If you're thinking about things like buffer overflows, that's orthogonal to GC, you can have bounds checking and manual management as well as you can have no bounds checking and GC.

That's complete nonsense. Yes, obviously you don't need GC if you don't do runtime allocation whether it's time critical or not, but no, not all time critical systems are easy or desirable to implement using only static allocation. It would be nice if they were, but that's not how it works in the real world. Any embedded dev should want to use static allocation, but not at any cost, certainly not at the cost of time-to-market or total unit cost. That just doesn't make business sense.

desu the "idiomatic" Go way (interface{}) decimates the performance so at least he is carrying over something decent.

they are both incomprehensible to 90% of Jow Forums so they might as well both be rocket science.

>that's orthogonal to GC
No fucking shit, that's what I said. GC doesn't give you memory safety.
>That just doesn't make business sense.
Making a program that's guaranteed to fail some time in the future doesn't make business sense either.

I never got an answer to
>What do you think "time critical" means, then?
but I have a sneaking suspicion you thought it was something completely different, which is why having such an autistic meltdown to distract from the embarrasment.

depends on how far in the future and how much a failure hurts, figuring those things out is exactly business sense

oh woah you sure got him dude chalk another one up on the Jow Forums argument victory board for you even though you have multiple people disagreeing with you and correcting your posts man nice good job

>No fucking shit, that's what I said. GC doesn't give you memory safety.

Leaks, double frees, dangling pointers, etc. are memory safety issues. This is what a GC is concerned with, this is the memory safety that GC brings to the party. You can't blame the GC for not meddling in other memory safety issues that the GC has no business with.

>Making a program that's guaranteed to fail some time in the future doesn't make business sense either.

see
and also a garbage collected system is no more or less likely to fail in the near or far future than a statically allocated and manually managed system. There are other sources of bugs, no matter what you still have the halting problem.

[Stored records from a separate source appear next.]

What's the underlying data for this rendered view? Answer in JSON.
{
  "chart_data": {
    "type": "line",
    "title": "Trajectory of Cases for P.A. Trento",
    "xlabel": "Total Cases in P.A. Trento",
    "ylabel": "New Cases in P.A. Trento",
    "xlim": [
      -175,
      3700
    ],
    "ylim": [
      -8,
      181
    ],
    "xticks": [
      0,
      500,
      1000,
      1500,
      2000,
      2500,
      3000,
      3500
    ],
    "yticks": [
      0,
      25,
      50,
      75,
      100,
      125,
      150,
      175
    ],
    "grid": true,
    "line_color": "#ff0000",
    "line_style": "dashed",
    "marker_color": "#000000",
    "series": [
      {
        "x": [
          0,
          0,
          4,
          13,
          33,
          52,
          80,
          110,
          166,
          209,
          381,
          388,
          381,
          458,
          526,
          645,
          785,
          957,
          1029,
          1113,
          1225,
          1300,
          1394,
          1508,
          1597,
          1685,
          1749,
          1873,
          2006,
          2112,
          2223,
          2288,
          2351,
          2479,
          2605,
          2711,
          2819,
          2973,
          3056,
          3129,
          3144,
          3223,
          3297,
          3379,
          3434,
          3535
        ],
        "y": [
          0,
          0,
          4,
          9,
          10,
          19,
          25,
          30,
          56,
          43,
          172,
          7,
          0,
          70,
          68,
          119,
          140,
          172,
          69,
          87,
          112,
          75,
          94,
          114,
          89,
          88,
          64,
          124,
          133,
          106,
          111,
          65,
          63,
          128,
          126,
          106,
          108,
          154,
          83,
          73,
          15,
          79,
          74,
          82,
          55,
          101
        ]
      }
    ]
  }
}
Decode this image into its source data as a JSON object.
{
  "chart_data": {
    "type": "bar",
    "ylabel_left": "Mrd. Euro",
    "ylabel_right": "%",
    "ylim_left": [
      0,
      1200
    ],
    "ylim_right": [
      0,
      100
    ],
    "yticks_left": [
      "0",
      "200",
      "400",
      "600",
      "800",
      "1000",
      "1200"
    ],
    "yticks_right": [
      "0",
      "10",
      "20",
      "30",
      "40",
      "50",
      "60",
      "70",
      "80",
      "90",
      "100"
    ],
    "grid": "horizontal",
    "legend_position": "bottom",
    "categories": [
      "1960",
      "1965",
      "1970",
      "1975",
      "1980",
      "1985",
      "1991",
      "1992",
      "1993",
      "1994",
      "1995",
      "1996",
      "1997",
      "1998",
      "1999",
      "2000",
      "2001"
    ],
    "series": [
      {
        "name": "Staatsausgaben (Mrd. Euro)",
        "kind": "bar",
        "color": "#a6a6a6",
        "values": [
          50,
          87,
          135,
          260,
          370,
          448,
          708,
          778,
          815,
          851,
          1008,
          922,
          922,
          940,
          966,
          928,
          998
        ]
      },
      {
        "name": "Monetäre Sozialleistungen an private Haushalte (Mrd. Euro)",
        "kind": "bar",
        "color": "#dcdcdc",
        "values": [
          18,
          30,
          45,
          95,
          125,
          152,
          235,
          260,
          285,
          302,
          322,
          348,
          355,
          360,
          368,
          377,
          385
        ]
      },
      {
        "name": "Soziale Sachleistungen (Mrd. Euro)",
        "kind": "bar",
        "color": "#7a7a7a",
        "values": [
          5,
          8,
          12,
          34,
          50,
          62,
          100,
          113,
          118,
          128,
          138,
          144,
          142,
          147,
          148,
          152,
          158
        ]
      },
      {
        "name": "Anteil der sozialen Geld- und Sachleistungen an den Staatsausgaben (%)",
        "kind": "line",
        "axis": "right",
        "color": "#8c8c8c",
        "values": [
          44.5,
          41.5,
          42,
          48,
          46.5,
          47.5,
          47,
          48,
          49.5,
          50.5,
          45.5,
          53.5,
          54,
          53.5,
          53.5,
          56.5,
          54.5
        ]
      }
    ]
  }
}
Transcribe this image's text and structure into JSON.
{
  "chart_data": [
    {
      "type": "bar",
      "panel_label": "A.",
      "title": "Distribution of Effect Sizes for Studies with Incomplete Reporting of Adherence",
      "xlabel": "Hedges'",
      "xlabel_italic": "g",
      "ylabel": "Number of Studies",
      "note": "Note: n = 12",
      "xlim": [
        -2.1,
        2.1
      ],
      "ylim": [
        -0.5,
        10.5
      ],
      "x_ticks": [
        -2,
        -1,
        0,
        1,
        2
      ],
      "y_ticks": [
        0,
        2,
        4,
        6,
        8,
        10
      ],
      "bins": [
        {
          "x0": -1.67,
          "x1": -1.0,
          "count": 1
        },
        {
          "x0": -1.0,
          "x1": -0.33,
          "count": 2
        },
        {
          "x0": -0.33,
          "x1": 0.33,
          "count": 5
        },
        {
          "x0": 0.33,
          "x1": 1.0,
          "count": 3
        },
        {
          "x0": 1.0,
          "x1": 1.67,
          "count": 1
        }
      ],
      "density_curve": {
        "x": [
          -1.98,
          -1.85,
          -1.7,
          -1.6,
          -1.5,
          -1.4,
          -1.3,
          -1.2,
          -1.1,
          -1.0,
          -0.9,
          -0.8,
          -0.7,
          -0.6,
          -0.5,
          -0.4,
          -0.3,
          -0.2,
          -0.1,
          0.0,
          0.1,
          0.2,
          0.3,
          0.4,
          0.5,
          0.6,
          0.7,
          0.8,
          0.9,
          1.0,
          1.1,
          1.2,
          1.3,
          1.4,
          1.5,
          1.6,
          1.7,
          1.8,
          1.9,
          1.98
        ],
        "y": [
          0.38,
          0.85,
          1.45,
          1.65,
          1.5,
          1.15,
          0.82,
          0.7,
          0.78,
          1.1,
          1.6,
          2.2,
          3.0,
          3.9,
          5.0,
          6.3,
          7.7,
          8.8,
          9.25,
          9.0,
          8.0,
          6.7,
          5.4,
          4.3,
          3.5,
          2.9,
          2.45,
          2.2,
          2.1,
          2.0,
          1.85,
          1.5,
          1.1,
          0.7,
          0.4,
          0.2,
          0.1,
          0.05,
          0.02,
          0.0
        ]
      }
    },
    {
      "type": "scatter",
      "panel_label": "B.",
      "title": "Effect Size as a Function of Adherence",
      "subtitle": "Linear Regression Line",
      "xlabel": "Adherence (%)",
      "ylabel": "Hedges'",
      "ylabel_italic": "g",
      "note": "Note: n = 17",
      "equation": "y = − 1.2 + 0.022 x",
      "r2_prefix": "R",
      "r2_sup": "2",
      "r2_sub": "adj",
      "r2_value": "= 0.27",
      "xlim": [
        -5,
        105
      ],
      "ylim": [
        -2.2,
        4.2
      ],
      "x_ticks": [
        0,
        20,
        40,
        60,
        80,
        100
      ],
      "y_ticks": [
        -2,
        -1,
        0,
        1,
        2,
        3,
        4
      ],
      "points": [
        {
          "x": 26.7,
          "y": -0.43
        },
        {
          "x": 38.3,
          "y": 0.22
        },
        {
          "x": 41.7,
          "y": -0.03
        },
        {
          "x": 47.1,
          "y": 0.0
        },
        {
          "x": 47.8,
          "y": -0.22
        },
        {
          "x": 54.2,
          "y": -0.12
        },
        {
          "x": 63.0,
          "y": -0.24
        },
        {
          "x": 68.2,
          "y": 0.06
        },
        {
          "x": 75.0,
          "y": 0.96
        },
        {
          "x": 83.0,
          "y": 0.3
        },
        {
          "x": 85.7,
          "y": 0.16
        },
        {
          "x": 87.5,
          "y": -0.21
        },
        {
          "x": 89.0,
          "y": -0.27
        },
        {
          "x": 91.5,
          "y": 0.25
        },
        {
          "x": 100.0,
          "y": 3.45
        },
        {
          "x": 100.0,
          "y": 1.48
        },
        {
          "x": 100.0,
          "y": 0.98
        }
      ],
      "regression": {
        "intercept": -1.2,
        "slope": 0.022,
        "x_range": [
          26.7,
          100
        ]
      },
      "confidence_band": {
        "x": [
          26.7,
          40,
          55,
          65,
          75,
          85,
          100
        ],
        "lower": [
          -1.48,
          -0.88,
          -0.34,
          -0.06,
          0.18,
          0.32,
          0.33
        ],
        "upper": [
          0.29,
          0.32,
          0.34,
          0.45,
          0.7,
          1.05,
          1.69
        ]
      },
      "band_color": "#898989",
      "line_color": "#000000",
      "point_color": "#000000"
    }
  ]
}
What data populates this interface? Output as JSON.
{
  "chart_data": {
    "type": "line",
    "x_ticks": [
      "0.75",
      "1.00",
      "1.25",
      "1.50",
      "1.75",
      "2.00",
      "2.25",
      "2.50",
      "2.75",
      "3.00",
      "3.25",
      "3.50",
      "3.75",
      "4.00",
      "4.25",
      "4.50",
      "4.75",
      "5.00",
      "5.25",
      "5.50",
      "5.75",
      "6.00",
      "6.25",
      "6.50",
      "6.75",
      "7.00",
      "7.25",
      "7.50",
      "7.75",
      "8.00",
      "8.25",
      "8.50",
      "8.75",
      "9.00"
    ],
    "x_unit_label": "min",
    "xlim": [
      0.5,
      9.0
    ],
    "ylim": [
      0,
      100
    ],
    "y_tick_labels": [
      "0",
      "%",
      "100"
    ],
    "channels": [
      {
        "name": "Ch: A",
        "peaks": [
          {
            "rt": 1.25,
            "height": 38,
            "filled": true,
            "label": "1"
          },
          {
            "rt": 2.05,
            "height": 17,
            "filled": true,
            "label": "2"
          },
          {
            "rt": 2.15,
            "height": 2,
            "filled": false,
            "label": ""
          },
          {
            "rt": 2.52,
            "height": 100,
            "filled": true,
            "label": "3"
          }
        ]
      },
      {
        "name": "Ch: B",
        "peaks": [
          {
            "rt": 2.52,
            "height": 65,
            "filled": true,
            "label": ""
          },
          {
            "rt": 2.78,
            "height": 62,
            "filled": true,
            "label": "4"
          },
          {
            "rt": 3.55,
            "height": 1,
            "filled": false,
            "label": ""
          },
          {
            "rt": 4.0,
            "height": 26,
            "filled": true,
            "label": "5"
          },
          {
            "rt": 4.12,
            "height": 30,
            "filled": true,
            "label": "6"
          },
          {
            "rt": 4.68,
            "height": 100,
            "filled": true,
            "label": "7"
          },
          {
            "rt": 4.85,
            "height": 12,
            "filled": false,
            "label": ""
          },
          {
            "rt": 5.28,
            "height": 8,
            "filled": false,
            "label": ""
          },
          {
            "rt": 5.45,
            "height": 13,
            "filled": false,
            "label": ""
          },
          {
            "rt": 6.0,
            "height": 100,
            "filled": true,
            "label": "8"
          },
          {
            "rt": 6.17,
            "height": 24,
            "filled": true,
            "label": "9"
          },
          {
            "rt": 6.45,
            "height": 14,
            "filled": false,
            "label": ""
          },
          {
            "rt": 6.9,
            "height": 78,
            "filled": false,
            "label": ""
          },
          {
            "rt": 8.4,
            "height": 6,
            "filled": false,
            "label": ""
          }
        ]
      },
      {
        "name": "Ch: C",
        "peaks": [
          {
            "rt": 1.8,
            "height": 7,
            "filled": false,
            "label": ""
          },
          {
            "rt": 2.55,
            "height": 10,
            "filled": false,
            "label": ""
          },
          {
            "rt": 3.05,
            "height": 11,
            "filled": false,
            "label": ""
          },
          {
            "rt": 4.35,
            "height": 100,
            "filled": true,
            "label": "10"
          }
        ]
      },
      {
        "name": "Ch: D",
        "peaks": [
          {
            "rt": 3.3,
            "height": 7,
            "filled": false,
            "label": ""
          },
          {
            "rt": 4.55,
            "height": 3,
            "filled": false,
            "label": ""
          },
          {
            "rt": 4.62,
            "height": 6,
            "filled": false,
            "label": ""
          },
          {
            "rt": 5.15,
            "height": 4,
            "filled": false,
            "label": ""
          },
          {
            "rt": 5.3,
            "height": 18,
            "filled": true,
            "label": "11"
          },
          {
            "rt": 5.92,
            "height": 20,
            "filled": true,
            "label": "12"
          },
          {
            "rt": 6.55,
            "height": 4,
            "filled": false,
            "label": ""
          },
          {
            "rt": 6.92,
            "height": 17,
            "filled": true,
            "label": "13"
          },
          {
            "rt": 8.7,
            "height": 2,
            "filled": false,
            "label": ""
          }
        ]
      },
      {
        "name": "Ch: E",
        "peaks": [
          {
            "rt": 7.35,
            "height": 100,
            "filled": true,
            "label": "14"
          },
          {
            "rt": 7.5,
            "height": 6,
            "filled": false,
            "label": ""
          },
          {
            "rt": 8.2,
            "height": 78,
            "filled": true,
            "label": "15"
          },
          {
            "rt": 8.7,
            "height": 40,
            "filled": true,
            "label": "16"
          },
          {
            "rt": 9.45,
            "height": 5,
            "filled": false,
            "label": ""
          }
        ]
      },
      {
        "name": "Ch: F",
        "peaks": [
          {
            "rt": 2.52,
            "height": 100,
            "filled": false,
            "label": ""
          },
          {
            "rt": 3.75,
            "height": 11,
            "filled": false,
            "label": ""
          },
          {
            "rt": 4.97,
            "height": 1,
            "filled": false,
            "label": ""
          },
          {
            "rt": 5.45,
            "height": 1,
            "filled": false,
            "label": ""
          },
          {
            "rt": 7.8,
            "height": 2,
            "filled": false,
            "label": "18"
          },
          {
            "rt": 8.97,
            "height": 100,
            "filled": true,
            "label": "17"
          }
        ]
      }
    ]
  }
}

>you have multiple people disagreeing with you and correcting your posts man nice good job
It's fine to disagree, but nothing has been corrected. I've repeatedly asked to have passages that are supposedly wrong or contradictory pointed out, but so far there's nothing except which quotes a completely unrelated passage.

>but nothing has been corrected
OK, so you're delusional. Got it.

So you can't show me a single thing I've said that was wrong. Doesn't look particularly good on your part.